While the S&P 500 is up 9.54 percent (an outstanding return!), the Dow Jones Select REIT index is up 20.85 percent – more than twice as good!
What’s driving those terrific results? The same thing that’s pushing bond returns higher: lower interest rates.
Last year, when the Barclays Aggregate bond index dropped 2.02 percent as interest rates rose and the S&P 500 was up 32.38 percent, the same Dow Jones REIT index was only up 1.22 percent. It didn’t lose, but it was hardly anything to write home about.
The following chart shows the results of the Dow Jones REIT index versus the S&P 500 over the last three years though yesterday.
You can see that the results follow each other closely until late spring of 2013 when REITs fell off and stocks continued their powerful ride higher.
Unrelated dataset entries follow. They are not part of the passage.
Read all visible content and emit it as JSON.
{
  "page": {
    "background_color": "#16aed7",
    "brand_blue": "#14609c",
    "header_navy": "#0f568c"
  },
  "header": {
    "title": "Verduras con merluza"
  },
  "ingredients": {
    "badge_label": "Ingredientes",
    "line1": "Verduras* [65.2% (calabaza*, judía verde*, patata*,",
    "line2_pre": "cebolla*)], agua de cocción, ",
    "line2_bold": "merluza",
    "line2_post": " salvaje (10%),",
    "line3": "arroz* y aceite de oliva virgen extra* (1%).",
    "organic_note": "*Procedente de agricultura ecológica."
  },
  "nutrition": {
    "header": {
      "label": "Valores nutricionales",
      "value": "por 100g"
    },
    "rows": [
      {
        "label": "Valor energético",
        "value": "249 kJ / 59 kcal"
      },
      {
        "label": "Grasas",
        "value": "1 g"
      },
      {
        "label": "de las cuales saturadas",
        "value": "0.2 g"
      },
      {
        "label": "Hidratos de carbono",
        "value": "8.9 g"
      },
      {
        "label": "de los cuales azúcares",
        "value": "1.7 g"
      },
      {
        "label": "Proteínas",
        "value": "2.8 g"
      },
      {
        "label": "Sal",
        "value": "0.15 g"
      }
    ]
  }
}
That was about the time that the bond market had its so-called ‘taper-tantrum,’ when former Federal Reserve Chairman Ben Bernanke indicated that the Fed was ready to start tapering their monthly bond purchases. The stock market loved the news, but for bond and REIT investors, not so much.
REITS are a funny bird – they’re sensitive to both stocks and bonds factors. When we evaluate stock indexes, we look at their sensitivity to the overall market, size, value, momentum and quality. REITs have a lot of sensitivity to size, value and quality, but not momentum, which makes sense.
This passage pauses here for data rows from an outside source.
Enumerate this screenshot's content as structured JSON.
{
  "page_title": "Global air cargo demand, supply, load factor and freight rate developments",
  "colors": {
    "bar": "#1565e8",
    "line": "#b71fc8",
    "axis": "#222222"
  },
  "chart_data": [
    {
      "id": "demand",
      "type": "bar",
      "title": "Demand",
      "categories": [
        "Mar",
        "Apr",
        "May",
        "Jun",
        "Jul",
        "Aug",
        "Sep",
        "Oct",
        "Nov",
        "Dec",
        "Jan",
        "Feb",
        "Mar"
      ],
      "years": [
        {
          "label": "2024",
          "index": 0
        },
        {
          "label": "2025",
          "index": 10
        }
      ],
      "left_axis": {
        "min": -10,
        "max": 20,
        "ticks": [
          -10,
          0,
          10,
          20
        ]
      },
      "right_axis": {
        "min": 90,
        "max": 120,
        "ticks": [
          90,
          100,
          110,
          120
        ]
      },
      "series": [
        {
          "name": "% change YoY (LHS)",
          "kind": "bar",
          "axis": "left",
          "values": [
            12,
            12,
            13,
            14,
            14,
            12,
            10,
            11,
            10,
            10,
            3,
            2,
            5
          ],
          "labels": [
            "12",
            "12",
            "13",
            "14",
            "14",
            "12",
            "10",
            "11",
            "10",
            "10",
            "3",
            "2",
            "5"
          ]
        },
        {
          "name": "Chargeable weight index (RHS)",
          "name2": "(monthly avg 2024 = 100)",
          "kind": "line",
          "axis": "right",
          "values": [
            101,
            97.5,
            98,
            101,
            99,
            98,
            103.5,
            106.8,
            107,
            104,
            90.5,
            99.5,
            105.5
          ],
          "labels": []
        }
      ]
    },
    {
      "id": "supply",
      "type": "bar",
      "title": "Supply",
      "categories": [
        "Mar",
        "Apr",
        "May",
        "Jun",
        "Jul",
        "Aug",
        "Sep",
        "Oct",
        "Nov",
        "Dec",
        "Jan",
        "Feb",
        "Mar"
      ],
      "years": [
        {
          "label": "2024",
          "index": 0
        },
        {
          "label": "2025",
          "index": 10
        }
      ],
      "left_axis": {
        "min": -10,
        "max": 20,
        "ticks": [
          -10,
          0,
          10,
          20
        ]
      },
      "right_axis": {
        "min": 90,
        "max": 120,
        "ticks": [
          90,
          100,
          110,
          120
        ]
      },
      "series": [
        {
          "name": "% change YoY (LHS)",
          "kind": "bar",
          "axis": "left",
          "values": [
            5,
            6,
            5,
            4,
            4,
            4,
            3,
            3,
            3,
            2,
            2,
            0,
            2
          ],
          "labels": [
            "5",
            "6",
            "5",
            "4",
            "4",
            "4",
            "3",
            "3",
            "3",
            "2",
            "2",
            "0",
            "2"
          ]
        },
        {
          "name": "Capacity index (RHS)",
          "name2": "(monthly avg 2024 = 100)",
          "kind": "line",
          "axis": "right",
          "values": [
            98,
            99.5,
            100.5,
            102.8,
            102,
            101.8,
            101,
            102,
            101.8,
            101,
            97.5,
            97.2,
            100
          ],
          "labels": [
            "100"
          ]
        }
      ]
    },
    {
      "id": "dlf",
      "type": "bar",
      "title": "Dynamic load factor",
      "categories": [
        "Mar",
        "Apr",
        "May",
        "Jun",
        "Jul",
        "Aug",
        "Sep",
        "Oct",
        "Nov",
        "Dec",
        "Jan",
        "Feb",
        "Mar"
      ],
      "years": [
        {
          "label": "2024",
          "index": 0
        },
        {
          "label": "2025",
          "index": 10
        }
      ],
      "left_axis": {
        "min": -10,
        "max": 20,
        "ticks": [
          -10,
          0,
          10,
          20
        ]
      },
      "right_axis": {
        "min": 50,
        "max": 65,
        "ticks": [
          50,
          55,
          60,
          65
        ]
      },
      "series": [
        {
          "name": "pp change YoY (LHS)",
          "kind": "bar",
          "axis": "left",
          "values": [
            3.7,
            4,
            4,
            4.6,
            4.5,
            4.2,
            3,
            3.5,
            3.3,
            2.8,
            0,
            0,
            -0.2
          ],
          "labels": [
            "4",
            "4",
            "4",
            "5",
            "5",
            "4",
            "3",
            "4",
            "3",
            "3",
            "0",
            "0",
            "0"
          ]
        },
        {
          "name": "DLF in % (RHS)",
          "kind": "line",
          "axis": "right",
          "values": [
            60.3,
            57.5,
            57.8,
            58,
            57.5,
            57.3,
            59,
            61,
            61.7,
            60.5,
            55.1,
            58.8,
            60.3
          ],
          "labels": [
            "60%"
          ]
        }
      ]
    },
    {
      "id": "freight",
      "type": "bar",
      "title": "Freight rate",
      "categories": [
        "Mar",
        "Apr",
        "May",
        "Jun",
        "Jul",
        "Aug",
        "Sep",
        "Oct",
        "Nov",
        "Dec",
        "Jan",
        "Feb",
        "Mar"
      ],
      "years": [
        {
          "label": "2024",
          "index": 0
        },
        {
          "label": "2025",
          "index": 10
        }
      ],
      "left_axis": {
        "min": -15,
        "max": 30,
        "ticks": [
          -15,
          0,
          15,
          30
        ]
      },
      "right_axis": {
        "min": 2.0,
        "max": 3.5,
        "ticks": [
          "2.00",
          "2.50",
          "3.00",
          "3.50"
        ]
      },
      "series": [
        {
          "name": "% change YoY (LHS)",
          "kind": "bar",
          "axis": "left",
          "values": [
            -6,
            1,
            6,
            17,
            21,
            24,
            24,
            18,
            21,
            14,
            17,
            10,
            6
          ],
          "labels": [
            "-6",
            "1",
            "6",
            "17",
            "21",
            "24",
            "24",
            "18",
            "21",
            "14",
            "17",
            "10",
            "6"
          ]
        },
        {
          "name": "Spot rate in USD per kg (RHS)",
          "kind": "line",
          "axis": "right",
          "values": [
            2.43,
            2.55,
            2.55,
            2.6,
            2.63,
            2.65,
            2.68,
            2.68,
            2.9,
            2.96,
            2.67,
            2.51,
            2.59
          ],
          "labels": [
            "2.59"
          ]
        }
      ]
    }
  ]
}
Unlike stock indexes, REITs are also sensitive to the two big factors that drive bond returns: term (or maturity) and default.
Unlike a stock or bond index, though, the model that we use does a relatively poor job of explaining the results. For a stock index, we usually find that the factors I mentioned above explain 95-100 percent of the returns. The same model (expanded to include bond factors) only explains 55-60 percent of the results, indicating that REITs are really their own asset class.
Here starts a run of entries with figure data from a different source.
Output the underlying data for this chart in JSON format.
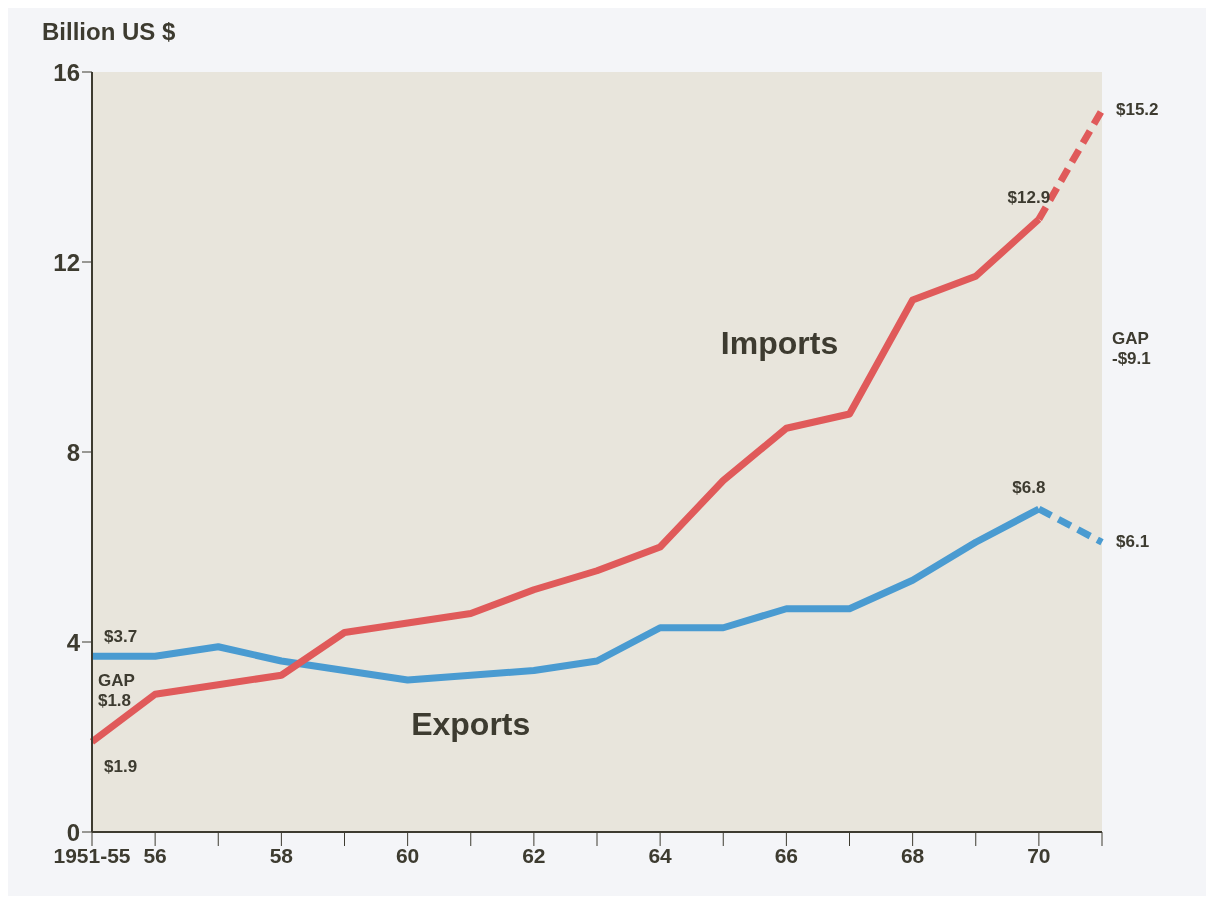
{
  "chart_data": {
    "type": "line",
    "ylabel": "Billion US $",
    "categories": [
      "1951-55",
      "56",
      null,
      "58",
      null,
      "60",
      null,
      "62",
      null,
      "64",
      null,
      "66",
      null,
      "68",
      null,
      "70",
      null
    ],
    "series": [
      {
        "name": "Exports",
        "color": "#4a9bd1",
        "line_style": "solid",
        "values": [
          3.7,
          3.7,
          3.9,
          3.6,
          3.4,
          3.2,
          3.3,
          3.4,
          3.6,
          4.3,
          4.3,
          4.7,
          4.7,
          5.3,
          6.1,
          6.8,
          null
        ],
        "value_labels": [
          "$3.7",
          null,
          null,
          null,
          null,
          null,
          null,
          null,
          null,
          null,
          null,
          null,
          null,
          null,
          null,
          "$6.8",
          null
        ]
      },
      {
        "color": "#4a9bd1",
        "line_style": "dashed",
        "values": [
          null,
          null,
          null,
          null,
          null,
          null,
          null,
          null,
          null,
          null,
          null,
          null,
          null,
          null,
          null,
          6.8,
          6.1
        ],
        "value_labels": [
          null,
          null,
          null,
          null,
          null,
          null,
          null,
          null,
          null,
          null,
          null,
          null,
          null,
          null,
          null,
          null,
          "$6.1"
        ]
      },
      {
        "name": "Imports",
        "color": "#e05a5a",
        "line_style": "solid",
        "values": [
          1.9,
          2.9,
          3.1,
          3.3,
          4.2,
          4.4,
          4.6,
          5.1,
          5.5,
          6.0,
          7.4,
          8.5,
          8.8,
          11.2,
          11.7,
          12.9,
          null
        ],
        "value_labels": [
          "$1.9",
          null,
          null,
          null,
          null,
          null,
          null,
          null,
          null,
          null,
          null,
          null,
          null,
          null,
          null,
          "$12.9",
          null
        ]
      },
      {
        "color": "#e05a5a",
        "line_style": "dashed",
        "values": [
          null,
          null,
          null,
          null,
          null,
          null,
          null,
          null,
          null,
          null,
          null,
          null,
          null,
          null,
          null,
          12.9,
          15.2
        ],
        "value_labels": [
          null,
          null,
          null,
          null,
          null,
          null,
          null,
          null,
          null,
          null,
          null,
          null,
          null,
          null,
          null,
          null,
          "$15.2"
        ]
      }
    ],
    "ylim": [
      0,
      16
    ],
    "yticks": [
      0,
      4,
      8,
      12,
      16
    ],
    "grid": false,
    "legend": false,
    "annotations": [
      "GAP $1.8",
      "GAP -$9.1"
    ]
  }
}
The fact that the model doesn’t work well suggests that the correlation between stocks and bonds should be low, and that has, in fact, been the case. The following chart shows the rolling three-year correlation of REITs to the S&P 500 and, separately, the Barclays Aggregate.
Note that the results are all over the board, which means that REITs still represent an attractive asset for the purpose of diversification.
Historically, REITs have outperformed the S&P 500, by about 0.75 percent per year since 1978. That said, the returns have been more volatile than the S&P 500, so when you do the statistical tests, you find that the extra return is not statistically significant – it could easily be a fluke resulting from a short (36-year) time period.
We do expect REITs to earn returns that are consistent with the overall market, mostly because it seems sensible that commercial property should continue to produce nice income and the value of the land and buildings should grow along with inflation.
That’s not a for-sure proposition, of course, REITs can suffer badly at times. The worst 12-month return for the S&P 500 since 1978 is -43.3 percent, but the REIT index fell 60.7 percent in one 12 month period.
When we allocate money to REITs, we take it out of stocks because the volatility is at least comparable. It would be a terrible mistake in our view to take money from bonds and invest in REITs for the extra income.
It’s true that the 10-year US Treasury is yielding 2.38 percent and the indicated yield on REITs is 3.62 percent, but that extra income comes with a lot of extra risk.
REITs are their own creatures – not stocks or bonds. We think it’s practical to maintain a small allocation to REITs over the long term due to their diversifying properties, attractive long-term expected return, and current income.